Judge rules Bill Cosby is a ‘sexually violent predator,’ name will appear on sex-offender registry

NORRISTOWN, Pa. — A judge ruled Tuesday that comedian Bill Cosby is a “sexually violent predator.”

The classification means Cosby must undergo lifetime counseling and report quarterly to authorities. His name will appear on a sex-offender registry sent to neighbors, schools and victims.

Judge Steven O’Neill made the decision Tuesday as he prepares to sentence the 81-year-old comedian for drugging and molesting a woman at his suburban Philadelphia home in 2004.

Prosecutors are asking for five to 10 years in prison.

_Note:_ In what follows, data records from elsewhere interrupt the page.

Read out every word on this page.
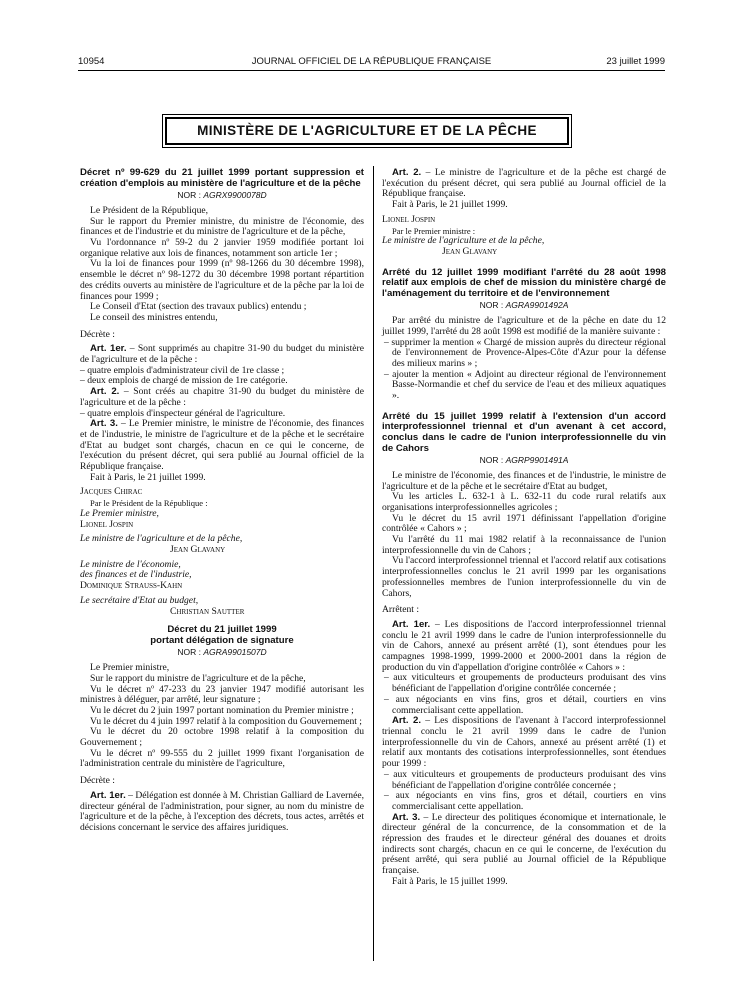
10954	JOURNAL OFFICIEL DE LA RÉPUBLIQUE FRANÇAISE	23 juillet 1999
MINISTÈRE DE L'AGRICULTURE ET DE LA PÊCHE
Décret nº 99-629 du 21 juillet 1999 portant suppression et création d'emplois au ministère de l'agriculture et de la pêche
NOR : AGRX9900078D

Le Président de la République,

Sur le rapport du Premier ministre, du ministre de l'économie, des finances et de l'industrie et du ministre de l'agriculture et de la pêche,

Vu l'ordonnance nº 59-2 du 2 janvier 1959 modifiée portant loi organique relative aux lois de finances, notamment son article 1er ;

Vu la loi de finances pour 1999 (nº 98-1266 du 30 décembre 1998), ensemble le décret nº 98-1272 du 30 décembre 1998 portant répartition des crédits ouverts au ministère de l'agriculture et de la pêche par la loi de finances pour 1999 ;

Le Conseil d'Etat (section des travaux publics) entendu ;

Le conseil des ministres entendu,

Décrète :

Art. 1er. – Sont supprimés au chapitre 31-90 du budget du ministère de l'agriculture et de la pêche :

– quatre emplois d'administrateur civil de 1re classe ;

– deux emplois de chargé de mission de 1re catégorie.

Art. 2. – Sont créés au chapitre 31-90 du budget du ministère de l'agriculture et de la pêche :

– quatre emplois d'inspecteur général de l'agriculture.

Art. 3. – Le Premier ministre, le ministre de l'économie, des finances et de l'industrie, le ministre de l'agriculture et de la pêche et le secrétaire d'Etat au budget sont chargés, chacun en ce qui le concerne, de l'exécution du présent décret, qui sera publié au Journal officiel de la République française.

Fait à Paris, le 21 juillet 1999.

Jacques Chirac

Par le Président de la République :

Le Premier ministre,

Lionel Jospin

Le ministre de l'agriculture et de la pêche,

Jean Glavany

Le ministre de l'économie,

des finances et de l'industrie,

Dominique Strauss-Kahn

Le secrétaire d'Etat au budget,

Christian Sautter

Décret du 21 juillet 1999
portant délégation de signature
NOR : AGRA9901507D

Le Premier ministre,

Sur le rapport du ministre de l'agriculture et de la pêche,

Vu le décret nº 47-233 du 23 janvier 1947 modifié autorisant les ministres à déléguer, par arrêté, leur signature ;

Vu le décret du 2 juin 1997 portant nomination du Premier ministre ;

Vu le décret du 4 juin 1997 relatif à la composition du Gouvernement ;

Vu le décret du 20 octobre 1998 relatif à la composition du Gouvernement ;

Vu le décret nº 99-555 du 2 juillet 1999 fixant l'organisation de l'administration centrale du ministère de l'agriculture,

Décrète :

Art. 1er. – Délégation est donnée à M. Christian Galliard de Lavernée, directeur général de l'administration, pour signer, au nom du ministre de l'agriculture et de la pêche, à l'exception des décrets, tous actes, arrêtés et décisions concernant le service des affaires juridiques.

Art. 2. – Le ministre de l'agriculture et de la pêche est chargé de l'exécution du présent décret, qui sera publié au Journal officiel de la République française.

Fait à Paris, le 21 juillet 1999.

Lionel Jospin

Par le Premier ministre :

Le ministre de l'agriculture et de la pêche,

Jean Glavany

Arrêté du 12 juillet 1999 modifiant l'arrêté du 28 août 1998 relatif aux emplois de chef de mission du ministère chargé de l'aménagement du territoire et de l'environnement
NOR : AGRA9901492A

Par arrêté du ministre de l'agriculture et de la pêche en date du 12 juillet 1999, l'arrêté du 28 août 1998 est modifié de la manière suivante :

– supprimer la mention « Chargé de mission auprès du directeur régional de l'environnement de Provence-Alpes-Côte d'Azur pour la défense des milieux marins » ;

– ajouter la mention « Adjoint au directeur régional de l'environnement Basse-Normandie et chef du service de l'eau et des milieux aquatiques ».

Arrêté du 15 juillet 1999 relatif à l'extension d'un accord interprofessionnel triennal et d'un avenant à cet accord, conclus dans le cadre de l'union interprofessionnelle du vin de Cahors
NOR : AGRP9901491A

Le ministre de l'économie, des finances et de l'industrie, le ministre de l'agriculture et de la pêche et le secrétaire d'Etat au budget,

Vu les articles L. 632-1 à L. 632-11 du code rural relatifs aux organisations interprofessionnelles agricoles ;

Vu le décret du 15 avril 1971 définissant l'appellation d'origine contrôlée « Cahors » ;

Vu l'arrêté du 11 mai 1982 relatif à la reconnaissance de l'union interprofessionnelle du vin de Cahors ;

Vu l'accord interprofessionnel triennal et l'accord relatif aux cotisations interprofessionnelles conclus le 21 avril 1999 par les organisations professionnelles membres de l'union interprofessionnelle du vin de Cahors,

Arrêtent :

Art. 1er. – Les dispositions de l'accord interprofessionnel triennal conclu le 21 avril 1999 dans le cadre de l'union interprofessionnelle du vin de Cahors, annexé au présent arrêté (1), sont étendues pour les campagnes 1998-1999, 1999-2000 et 2000-2001 dans la région de production du vin d'appellation d'origine contrôlée « Cahors » :

– aux viticulteurs et groupements de producteurs produisant des vins bénéficiant de l'appellation d'origine contrôlée concernée ;

– aux négociants en vins fins, gros et détail, courtiers en vins commercialisant cette appellation.

Art. 2. – Les dispositions de l'avenant à l'accord interprofessionnel triennal conclu le 21 avril 1999 dans le cadre de l'union interprofessionnelle du vin de Cahors, annexé au présent arrêté (1) et relatif aux montants des cotisations interprofessionnelles, sont étendues pour 1999 :

– aux viticulteurs et groupements de producteurs produisant des vins bénéficiant de l'appellation d'origine contrôlée concernée ;

– aux négociants en vins fins, gros et détail, courtiers en vins commercialisant cette appellation.

Art. 3. – Le directeur des politiques économique et internationale, le directeur général de la concurrence, de la consommation et de la répression des fraudes et le directeur général des douanes et droits indirects sont chargés, chacun en ce qui le concerne, de l'exécution du présent arrêté, qui sera publié au Journal officiel de la République française.

Fait à Paris, le 15 juillet 1999.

The defense wants Cosby sent home on house arrest.

Cosby’s lawyers had fought the “sexually violent predator” designation, arguing that Pennsylvania’s sex-offender law remains unconstitutional despite several revisions.

The victim, Andrea Constand, said she’s had to cope with years of unrelenting pain, anxiety and self-doubt after Cosby drugged and sexually assaulted her at his home in 2004.

Constand wrote in a victim-impact statement released Tuesday that Cosby’s 2004 attack on her was just “the tip of the iceberg” for the suffering that followed.

Constand says her training as a professional basketball player had led her to think she could handle anything, but “life as I knew it” ended on the night Cosby knocked her out with pills and violated her.

She says the Cosby team’s subsequent attacks on her character left her with “insurmountable stress and anxiety.”

Constand says she now lives alone with her two dogs, “stuck in a holding pattern” as a middle-aged woman because she has trouble trusting people.

Earlier, a defense psychologist said the chances that Cosby will commit another sex offense are “extraordinarily low” because he’s old, legally blind and needs help getting around.

Psychologist Timothy Foley testified at the sentencing hearing. Foley met with Cosby in July to conduct a risk assessment.

He said the comedian’s lawyers wouldn’t let him discuss certain matters, including the sexual assault that led to his conviction or his admission that he gave quaaludes to women before sex.

Prosecutors questioned whether Foley got a complete picture of Cosby’s alleged deviance.